The inhibition of AKT2 by AT7867 was shown to be ATP-competitive with a Ki of 18 nM. Binding at the ATP site was confirmed by determining the three-dimensional structure of the AT7867-AKT2 complex using X-ray crystallography. The structure revealed that AT7867 fulfills a three-point pharmacophore required for potent binding to AKT2, forming hydrogen bonding interactions with the kinase hinge region, electrostatic interactions with the ribose site, and hydrophobic contacts with a lipophilic pocket in the glycine-rich loop [2]. Moreover, pharmacokinetic studies showed that potentially active concentrations of AT7867 could be achieved in plasma and tumor after 20 mg/kg i.p. or 90 mg/kg p.o. reflecting the relatively high oral bioavailability of AT7867.

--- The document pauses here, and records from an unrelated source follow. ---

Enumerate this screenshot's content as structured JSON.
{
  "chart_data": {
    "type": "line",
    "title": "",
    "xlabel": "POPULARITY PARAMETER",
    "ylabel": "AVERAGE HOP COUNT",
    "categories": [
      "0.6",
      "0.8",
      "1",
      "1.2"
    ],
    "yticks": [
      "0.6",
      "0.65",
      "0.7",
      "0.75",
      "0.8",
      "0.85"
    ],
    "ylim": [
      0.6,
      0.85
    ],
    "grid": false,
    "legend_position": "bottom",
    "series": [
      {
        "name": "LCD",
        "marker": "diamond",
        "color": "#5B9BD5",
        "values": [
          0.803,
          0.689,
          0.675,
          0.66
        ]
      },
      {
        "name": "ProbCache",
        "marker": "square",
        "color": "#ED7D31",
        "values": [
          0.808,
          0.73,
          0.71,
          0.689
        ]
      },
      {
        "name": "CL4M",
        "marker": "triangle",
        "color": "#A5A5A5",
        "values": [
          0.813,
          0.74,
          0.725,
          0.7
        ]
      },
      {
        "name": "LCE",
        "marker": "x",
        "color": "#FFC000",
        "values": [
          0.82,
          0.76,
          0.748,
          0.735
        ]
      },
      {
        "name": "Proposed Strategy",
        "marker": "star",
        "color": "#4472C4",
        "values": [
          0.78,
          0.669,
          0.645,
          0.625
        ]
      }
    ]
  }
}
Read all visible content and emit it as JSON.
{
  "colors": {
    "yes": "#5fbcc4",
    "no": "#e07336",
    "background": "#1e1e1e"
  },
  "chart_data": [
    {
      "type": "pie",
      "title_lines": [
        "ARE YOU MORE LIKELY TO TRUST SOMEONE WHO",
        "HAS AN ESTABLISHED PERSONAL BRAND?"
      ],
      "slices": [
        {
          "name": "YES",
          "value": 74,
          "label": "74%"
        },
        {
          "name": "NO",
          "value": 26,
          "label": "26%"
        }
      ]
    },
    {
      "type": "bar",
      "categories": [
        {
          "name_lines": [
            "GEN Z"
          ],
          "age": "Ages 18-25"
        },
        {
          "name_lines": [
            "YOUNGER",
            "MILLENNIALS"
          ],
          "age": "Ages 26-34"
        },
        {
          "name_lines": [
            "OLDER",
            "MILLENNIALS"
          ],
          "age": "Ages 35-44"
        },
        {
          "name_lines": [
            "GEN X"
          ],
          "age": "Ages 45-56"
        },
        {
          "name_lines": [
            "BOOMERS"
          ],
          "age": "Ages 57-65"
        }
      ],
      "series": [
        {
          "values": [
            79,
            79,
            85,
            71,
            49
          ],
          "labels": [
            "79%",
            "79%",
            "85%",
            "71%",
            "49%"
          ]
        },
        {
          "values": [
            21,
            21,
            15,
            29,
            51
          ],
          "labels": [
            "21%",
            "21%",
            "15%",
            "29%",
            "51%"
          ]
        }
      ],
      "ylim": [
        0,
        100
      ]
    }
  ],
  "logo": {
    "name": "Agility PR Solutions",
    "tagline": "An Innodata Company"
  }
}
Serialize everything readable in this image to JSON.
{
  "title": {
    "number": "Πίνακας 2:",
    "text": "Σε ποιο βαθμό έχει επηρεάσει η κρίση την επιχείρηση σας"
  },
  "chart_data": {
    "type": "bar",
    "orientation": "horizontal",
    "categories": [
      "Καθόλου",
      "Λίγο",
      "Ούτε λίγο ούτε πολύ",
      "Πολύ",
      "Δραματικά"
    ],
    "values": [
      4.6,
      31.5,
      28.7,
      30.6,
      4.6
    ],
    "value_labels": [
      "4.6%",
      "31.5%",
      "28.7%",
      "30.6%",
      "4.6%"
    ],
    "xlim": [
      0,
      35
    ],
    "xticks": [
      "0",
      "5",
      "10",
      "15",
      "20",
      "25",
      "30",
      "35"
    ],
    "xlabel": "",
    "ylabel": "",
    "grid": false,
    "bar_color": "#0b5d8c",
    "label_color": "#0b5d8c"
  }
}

AT7867 inhibits the proliferation of a range of human tumor cell lines. It is interesting to note that, whereas the IC50 for growth inhibition varied 12-fold (1-12 µM), the IC50 for GSK3β phosphorylation was much more consistent (2-4.5 µM) across the same cell line panel. Further detailed studies in the PTEN-deficient human glioblastoma U87MG cell line showed that AT7867 caused both a concentration-dependent and time-dependent reduction in the phosphorylation of proteins downstream of AKT, including the AKT substrate GSK3β and p70S6K target S6RP. It is an intriguing possibility that the combined effects of targeting p70S6K and AKT with this compound may serve to improve its therapeutic potential by delivering a double vertical blockade to the pathway.
References:
1. Saxty, G.; et. al. Identification of inhibitors of protein kinase B using fragment-based lead discovery. J Med Chem 2007, 50(10), 2293-2296.
2. Grimshaw, K. M.; et. al. AT7867 is a potent and oral inhibitor of AKT and p70 S6 kinase that induces pharmacodynamic changes and inhibits human tumor xenograft growth. Mol Cancer Ther 2010, 9(5), 1100-1110.